- Adagio, dice il Boiardo; un momento ancora: [145]Da poi se parte e torna a la marina,
Non ha più voglia nel naviglio intrare;
Ma così a piedi nel lito cammina;
Et una dama venne a riscontrare,
Che dicea: Lassa! misera! tapina!
La vita voglio al tutto abbandonare.
Ma parlar più di ciò lascia Turpino,
E torna a dir di Astolfo paladino.(420)
(I, IX, 36.)
Questo, in buon toscano, si chiamerebbe «far la cilecca» ai lettori; è un porger loro lo zuccherino, e poi tirarlo indietro quando hanno aperto la bocca per inghiottirlo. È un metodo malizioso, e che si confà perfettamente col tono della narrazione. Forse c’entra anche un’intenzione simile a quella per cui si lasciano sporgere le cosiddette morse da una fabbrica che s’intende di continuare. Può darsi che il Boiardo miri a ottenere una miglior coesione delle parti, e movendo dal principio che la curiosità aiuta la memoria, pensi, e non a torto, che basterà poi un cenno per richiamare i lettori a racconti smessi anche da lungo tempo. Ma il proposito di farsi giuoco del pubblico c’è di certo ancor esso; anzi, a me pare il movente principale.

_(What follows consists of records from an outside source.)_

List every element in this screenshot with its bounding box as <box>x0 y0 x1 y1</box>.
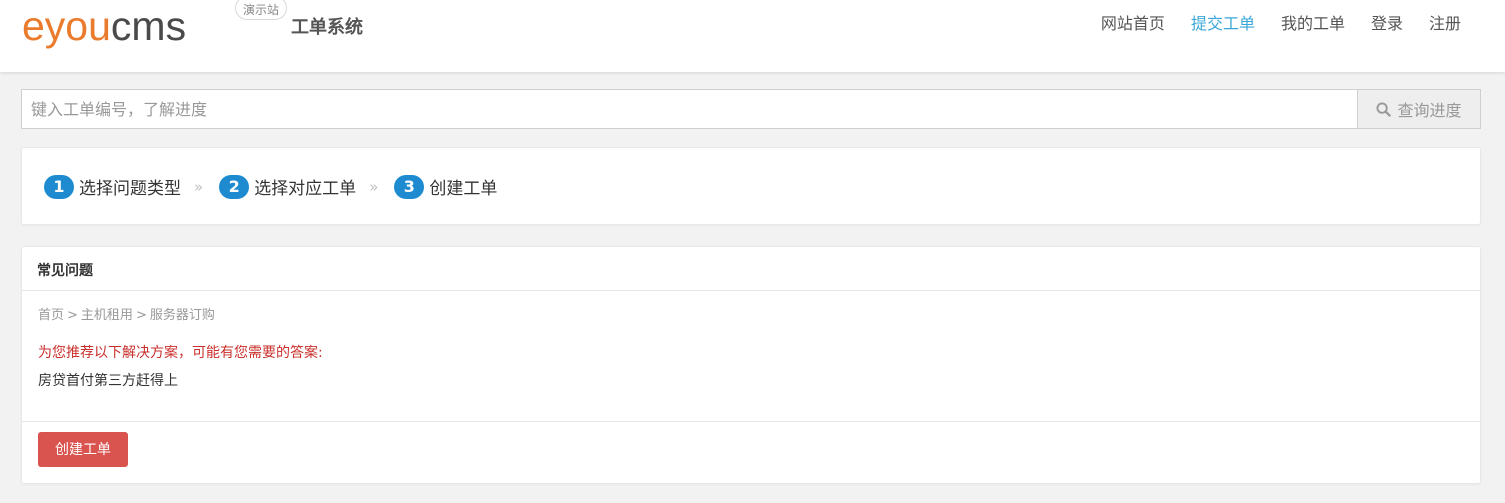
ticket-search-input[interactable] <box>21 89 1358 129</box>
nav-login[interactable]: 登录 <box>1371 14 1403 34</box>
nav-home[interactable]: 网站首页 <box>1101 14 1165 34</box>
ticket-search-bar: 查询进度 <box>21 89 1481 129</box>
create-ticket-button[interactable]: 创建工单 <box>38 432 128 467</box>
eyoucms-logo[interactable]: eyou cms <box>22 3 186 47</box>
breadcrumb-separator: > <box>67 308 78 323</box>
faq-footer: 创建工单 <box>22 421 1480 484</box>
logo-text-eyou: eyou <box>22 3 111 49</box>
header: eyou cms 演示站 工单系统 网站首页 提交工单 我的工单 登录 注册 <box>0 0 1505 72</box>
step-2: 2 选择对应工单 <box>219 174 356 199</box>
step-number: 1 <box>44 174 74 199</box>
recommend-text: 为您推荐以下解决方案，可能有您需要的答案: <box>38 345 323 361</box>
step-indicator: 1 选择问题类型 » 2 选择对应工单 » 3 创建工单 <box>44 174 497 199</box>
query-progress-label: 查询进度 <box>1397 101 1462 120</box>
breadcrumb-item-server-order[interactable]: 服务器订购 <box>150 308 215 323</box>
step-separator: » <box>369 177 379 196</box>
faq-title: 常见问题 <box>22 247 1480 291</box>
breadcrumb-separator: > <box>135 308 147 323</box>
nav-my-tickets[interactable]: 我的工单 <box>1281 14 1345 34</box>
nav-submit-ticket[interactable]: 提交工单 <box>1191 14 1255 34</box>
step-label: 选择问题类型 <box>79 179 181 199</box>
demo-badge: 演示站 <box>235 0 287 20</box>
step-3: 3 创建工单 <box>394 174 497 199</box>
faq-panel: 常见问题 首页 > 主机租用 > 服务器订购 为您推荐以下解决方案，可能有您需要的答案:… <box>21 246 1481 484</box>
breadcrumb: 首页 > 主机租用 > 服务器订购 <box>38 304 215 323</box>
step-label: 创建工单 <box>429 179 498 199</box>
breadcrumb-item-hosting[interactable]: 主机租用 <box>81 308 133 323</box>
search-icon <box>1376 101 1392 117</box>
system-title: 工单系统 <box>291 17 363 38</box>
step-1: 1 选择问题类型 <box>44 174 181 199</box>
step-separator: » <box>194 177 204 196</box>
step-label: 选择对应工单 <box>254 179 357 199</box>
step-number: 3 <box>394 174 425 199</box>
query-progress-button[interactable]: 查询进度 <box>1358 89 1481 129</box>
breadcrumb-item-home[interactable]: 首页 <box>38 308 64 323</box>
steps-panel: 1 选择问题类型 » 2 选择对应工单 » 3 创建工单 <box>21 147 1481 225</box>
top-nav: 网站首页 提交工单 我的工单 登录 注册 <box>1075 14 1461 34</box>
nav-register[interactable]: 注册 <box>1429 14 1461 34</box>
logo-text-cms: cms <box>110 3 187 49</box>
answer-link[interactable]: 房贷首付第三方赶得上 <box>38 370 178 390</box>
step-number: 2 <box>219 174 250 199</box>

Dal Boiardo ha imparato quest’arte maliziosa anche l’Ariosto, che tuttavia la viene applicando più nella seconda che nella prima metà del poema.(421) Nella prima gli succede molte volte di sospendere la narrazione nei punti di riposo, senza far sentire per nulla le prime note di un nuovo motivo; appunto come solevano i romanzieri francesi, e quanti tra i nostri avevano preceduto il Conte di Scandiano.